Writing in an informal, flowing style, Hartmann effectively uses analogies to explain concepts. He does not, however, provide chapter summaries or lists of important terms and concepts, such as those included in other texts like Donald Hall’s popular Musical Acoustics (3rd edition, Brooks/Cole, 2002). Each chapter features useful drawings, diagrams, and graphs. Some diagrams include multiple parts to illustrate, for example, the oscillations of a standing wave and the interference of two waves traversing different path lengths. The text does not suggest it, but computer animations and simulations could complement those diagrams to give a sense of the dynamics in slow motion. Equations peppered throughout support quantitative work—for instance, calculations of the modes of vibrations of musically relevant structures or of wave disturbances in space and time. Example calculations set aside from the main text in boxes are pertinent and clear.
Exercises appear at the end of each chapter. Some are straightforward applications involving a short calculation or restatement of a concept. Others provide more of a challenge, encouraging students to integrate different ideas, think of implications not previously stated, or draw on their own auditory experience. Unlike many texts that provide brief answers to selected questions, this book gives solutions, including calculations and full explanations, to most of the exercises.
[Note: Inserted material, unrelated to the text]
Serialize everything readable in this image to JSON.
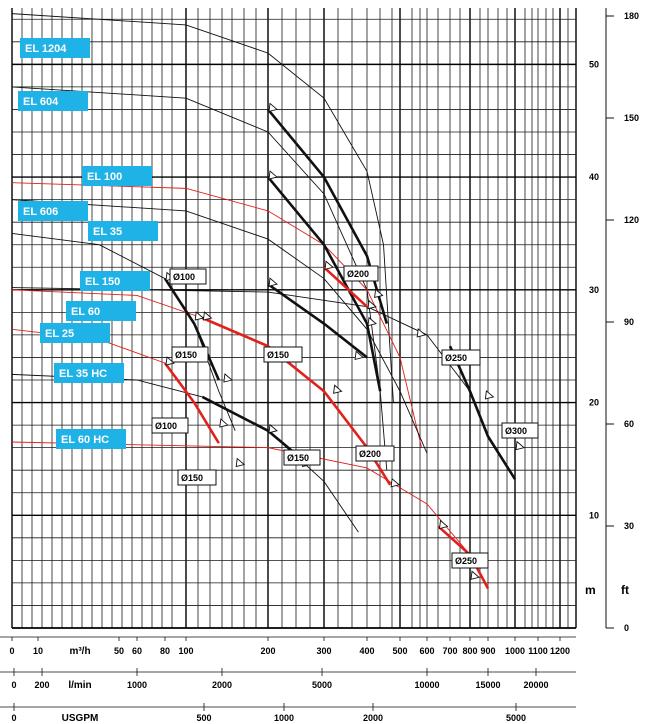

Those solved problems provide an opportunity for self-study that could potentially stimulate cross-disciplinary dialog between colleagues in physics, music, and psychology departments.
Principles of Musical Acoustics is a welcome addition to the existing selection of undergraduate texts. It does not contain as much material as the texts by Rossing and coauthors or Hall, both of which I’ve taught from many times, and it lacks literature references, so it would not be a first choice for researchers. However, the writing is clear and lively, and it would be accessible to its target audience. Coupled with a laboratory component and ample demonstrations and computer visualizations, it could form the basis for a stimulating semester course.
John Smedley is a professor of physics at Bates College in Lewiston, Maine. He teaches algebra-based introductory courses on musical acoustics, energy and environment, and the physics of sports.